Let's consider the enormity of the problem of inverting a 27x27 symbolic matrix: Suppose that you have a 27x27 matrix each entry of which is a single distinct variable (so there are 27^2 different variables). Then each entry of the inverse is a rational function. The denominators are all the same polynomial, which has 27! = 10888869450418352160768000000 = 1.09x10^28 terms, each term having 27 factors. There are 27^2 different numerators, each being a polynomial with 26! terms, each term having 26 factors. Now, obviously, there's not enough memory in all the computers in the whole world--put together--to represent that. So, regardless of the "way" or algorithm used, it's impossible to compute if for no other reason than the size of the result, which is a mathematical fact that's not changeable.
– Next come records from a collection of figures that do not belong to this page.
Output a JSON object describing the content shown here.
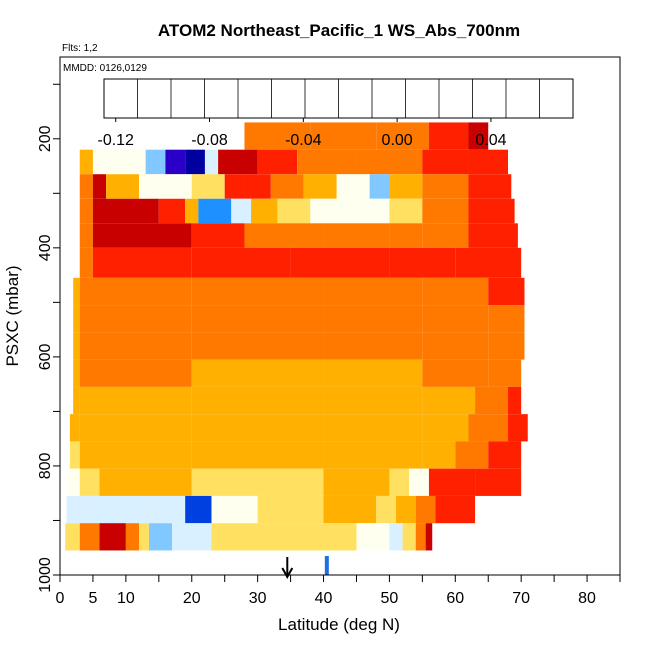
{
  "chart_data": {
    "type": "heatmap",
    "title": "ATOM2 Northeast_Pacific_1 WS_Abs_700nm",
    "flights_label": "Flts: 1,2",
    "date_label": "MMDD: 0126,0129",
    "xlabel": "Latitude (deg N)",
    "ylabel": "PSXC (mbar)",
    "xlim": [
      0,
      85
    ],
    "ylim": [
      1000,
      50
    ],
    "x_ticks": [
      "0",
      "5",
      "10",
      "20",
      "30",
      "40",
      "50",
      "60",
      "70",
      "80"
    ],
    "x_tick_values": [
      0,
      5,
      10,
      20,
      30,
      40,
      50,
      60,
      70,
      80
    ],
    "y_ticks": [
      "200",
      "400",
      "600",
      "800",
      "1000"
    ],
    "y_tick_values": [
      200,
      400,
      600,
      800,
      1000
    ],
    "colorbar": {
      "range": [
        -0.125,
        0.075
      ],
      "ticks": [
        "-0.12",
        "-0.08",
        "-0.04",
        "0.00",
        "0.04"
      ],
      "tick_values": [
        -0.12,
        -0.08,
        -0.04,
        0.0,
        0.04
      ],
      "colors": [
        "#8b20e0",
        "#2a00c8",
        "#0000a0",
        "#0040e0",
        "#1e90ff",
        "#80c8ff",
        "#d8f0ff",
        "#fffff0",
        "#ffe060",
        "#ffb000",
        "#ff7800",
        "#ff2000",
        "#c80000",
        "#800000"
      ]
    },
    "rows": [
      {
        "p_top": 170,
        "p_bot": 220,
        "x_start": 28,
        "x_end": 65,
        "segments": [
          [
            28,
            0.018
          ],
          [
            38,
            0.022
          ],
          [
            48,
            0.028
          ],
          [
            56,
            0.036
          ],
          [
            62,
            0.05
          ]
        ]
      },
      {
        "p_top": 220,
        "p_bot": 265,
        "x_start": 3,
        "x_end": 68,
        "segments": [
          [
            3,
            0.012
          ],
          [
            5,
            -0.018
          ],
          [
            13,
            -0.04
          ],
          [
            16,
            -0.11
          ],
          [
            19,
            -0.09
          ],
          [
            22,
            -0.03
          ],
          [
            24,
            0.06
          ],
          [
            30,
            0.04
          ],
          [
            36,
            0.025
          ],
          [
            45,
            0.03
          ],
          [
            55,
            0.035
          ],
          [
            62,
            0.045
          ]
        ]
      },
      {
        "p_top": 265,
        "p_bot": 310,
        "x_start": 3,
        "x_end": 68.5,
        "segments": [
          [
            3,
            0.03
          ],
          [
            5,
            0.05
          ],
          [
            7,
            0.015
          ],
          [
            12,
            -0.02
          ],
          [
            20,
            0.0
          ],
          [
            25,
            0.035
          ],
          [
            28,
            0.045
          ],
          [
            32,
            0.03
          ],
          [
            37,
            0.005
          ],
          [
            42,
            -0.015
          ],
          [
            47,
            -0.05
          ],
          [
            50,
            0.012
          ],
          [
            55,
            0.03
          ],
          [
            62,
            0.035
          ]
        ]
      },
      {
        "p_top": 310,
        "p_bot": 355,
        "x_start": 3,
        "x_end": 69,
        "segments": [
          [
            3,
            0.028
          ],
          [
            5,
            0.055
          ],
          [
            15,
            0.04
          ],
          [
            19,
            0.005
          ],
          [
            21,
            -0.065
          ],
          [
            26,
            -0.03
          ],
          [
            29,
            0.01
          ],
          [
            33,
            0.0
          ],
          [
            38,
            -0.02
          ],
          [
            50,
            -0.01
          ],
          [
            55,
            0.02
          ],
          [
            62,
            0.035
          ]
        ]
      },
      {
        "p_top": 355,
        "p_bot": 400,
        "x_start": 3,
        "x_end": 69.5,
        "segments": [
          [
            3,
            0.028
          ],
          [
            5,
            0.055
          ],
          [
            20,
            0.04
          ],
          [
            28,
            0.03
          ],
          [
            40,
            0.027
          ],
          [
            50,
            0.026
          ],
          [
            55,
            0.03
          ],
          [
            62,
            0.035
          ]
        ]
      },
      {
        "p_top": 400,
        "p_bot": 455,
        "x_start": 3,
        "x_end": 70,
        "segments": [
          [
            3,
            0.025
          ],
          [
            5,
            0.045
          ],
          [
            20,
            0.04
          ],
          [
            35,
            0.035
          ],
          [
            50,
            0.036
          ],
          [
            60,
            0.038
          ]
        ]
      },
      {
        "p_top": 455,
        "p_bot": 505,
        "x_start": 2,
        "x_end": 70.5,
        "segments": [
          [
            2,
            0.012
          ],
          [
            3,
            0.03
          ],
          [
            20,
            0.032
          ],
          [
            40,
            0.03
          ],
          [
            55,
            0.032
          ],
          [
            65,
            0.035
          ]
        ]
      },
      {
        "p_top": 505,
        "p_bot": 555,
        "x_start": 2,
        "x_end": 70.5,
        "segments": [
          [
            2,
            0.015
          ],
          [
            3,
            0.028
          ],
          [
            20,
            0.025
          ],
          [
            40,
            0.024
          ],
          [
            55,
            0.027
          ],
          [
            65,
            0.03
          ]
        ]
      },
      {
        "p_top": 555,
        "p_bot": 605,
        "x_start": 2,
        "x_end": 70.5,
        "segments": [
          [
            2,
            0.012
          ],
          [
            3,
            0.022
          ],
          [
            20,
            0.018
          ],
          [
            40,
            0.02
          ],
          [
            55,
            0.024
          ],
          [
            65,
            0.03
          ]
        ]
      },
      {
        "p_top": 605,
        "p_bot": 655,
        "x_start": 2,
        "x_end": 70,
        "segments": [
          [
            2,
            0.012
          ],
          [
            3,
            0.02
          ],
          [
            20,
            0.015
          ],
          [
            40,
            0.016
          ],
          [
            55,
            0.02
          ],
          [
            65,
            0.03
          ]
        ]
      },
      {
        "p_top": 655,
        "p_bot": 705,
        "x_start": 2,
        "x_end": 70,
        "segments": [
          [
            2,
            0.008
          ],
          [
            3,
            0.014
          ],
          [
            20,
            0.012
          ],
          [
            40,
            0.013
          ],
          [
            55,
            0.017
          ],
          [
            63,
            0.025
          ],
          [
            68,
            0.035
          ]
        ]
      },
      {
        "p_top": 705,
        "p_bot": 755,
        "x_start": 1.5,
        "x_end": 71,
        "segments": [
          [
            1.5,
            0.006
          ],
          [
            3,
            0.01
          ],
          [
            20,
            0.008
          ],
          [
            40,
            0.009
          ],
          [
            55,
            0.014
          ],
          [
            62,
            0.025
          ],
          [
            68,
            0.045
          ]
        ]
      },
      {
        "p_top": 755,
        "p_bot": 805,
        "x_start": 1.5,
        "x_end": 70,
        "segments": [
          [
            1.5,
            0.003
          ],
          [
            3,
            0.007
          ],
          [
            20,
            0.005
          ],
          [
            40,
            0.006
          ],
          [
            55,
            0.01
          ],
          [
            60,
            0.025
          ],
          [
            65,
            0.038
          ]
        ]
      },
      {
        "p_top": 805,
        "p_bot": 855,
        "x_start": 1.2,
        "x_end": 70,
        "segments": [
          [
            1.2,
            -0.02
          ],
          [
            3,
            0.0
          ],
          [
            6,
            0.004
          ],
          [
            20,
            0.003
          ],
          [
            40,
            0.004
          ],
          [
            50,
            0.0
          ],
          [
            53,
            -0.02
          ],
          [
            56,
            0.035
          ],
          [
            63,
            0.045
          ]
        ]
      },
      {
        "p_top": 855,
        "p_bot": 905,
        "x_start": 1,
        "x_end": 63,
        "segments": [
          [
            1,
            -0.035
          ],
          [
            5,
            -0.03
          ],
          [
            15,
            -0.028
          ],
          [
            19,
            -0.07
          ],
          [
            23,
            -0.02
          ],
          [
            30,
            0.003
          ],
          [
            40,
            0.004
          ],
          [
            48,
            0.0
          ],
          [
            51,
            0.012
          ],
          [
            54,
            0.025
          ],
          [
            57,
            0.035
          ]
        ]
      },
      {
        "p_top": 905,
        "p_bot": 955,
        "x_start": 0.8,
        "x_end": 56.5,
        "segments": [
          [
            0.8,
            0.0
          ],
          [
            3,
            0.03
          ],
          [
            6,
            0.06
          ],
          [
            10,
            0.02
          ],
          [
            12,
            -0.01
          ],
          [
            13.5,
            -0.04
          ],
          [
            17,
            -0.035
          ],
          [
            23,
            -0.01
          ],
          [
            33,
            -0.01
          ],
          [
            45,
            -0.015
          ],
          [
            50,
            -0.03
          ],
          [
            52,
            -0.01
          ],
          [
            54,
            0.02
          ],
          [
            55.5,
            0.05
          ]
        ]
      }
    ],
    "markers": [
      {
        "x": 34.5,
        "label": "black-arrow"
      },
      {
        "x": 40.5,
        "label": "blue-bar"
      }
    ]
  }
}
Now, if your matrix has some **very special** pattern (instead of 27^2 different variables) and a lot of zeros, maybe something is possible, but I doubt that it'd be worth the effort.

@Bohdan Please post the data file, or at least a few lines of it (including the first line). Also, the code that Joe and I posted makes no attempt to skip over header lines (if there are any).

@PhD_Wallyson Your M is a 4x4 matrix, but plot_mode is implicitly hard-coded to expect that M will have 12 columns. This is because it contains this 12-vector:

<a[1], b[1], c[1], d[1], a[2], b[2], c[2], d[2], a[3], b[3], c[3], d[3]>

@Scot Gould You wrote:

• I'm not sure it is worth much time in reading more about the ordering of sets given that "This order could be changed in future versions of Maple, and/or objects could be represented in a different way in future versions. You should not assume that sets will be maintained in any particular order."

Although---as that help-page quote suggests---the set order is not "carved in stone", set order is still a very useful thing: It ensures that (for sets of immutable objects) when a computation starting with restart is re-run with the same version of Maple (even on a different computer), the sets will be ordered the same way. This is much better than set order's predecessor: Sets used to be ordered by the memory addresses of their elements, which is ephemeral.

While I don't think that it's important for the average user to know the details of the set order, it is useful to know that there is a fixed set order (for sets of immutable of objects).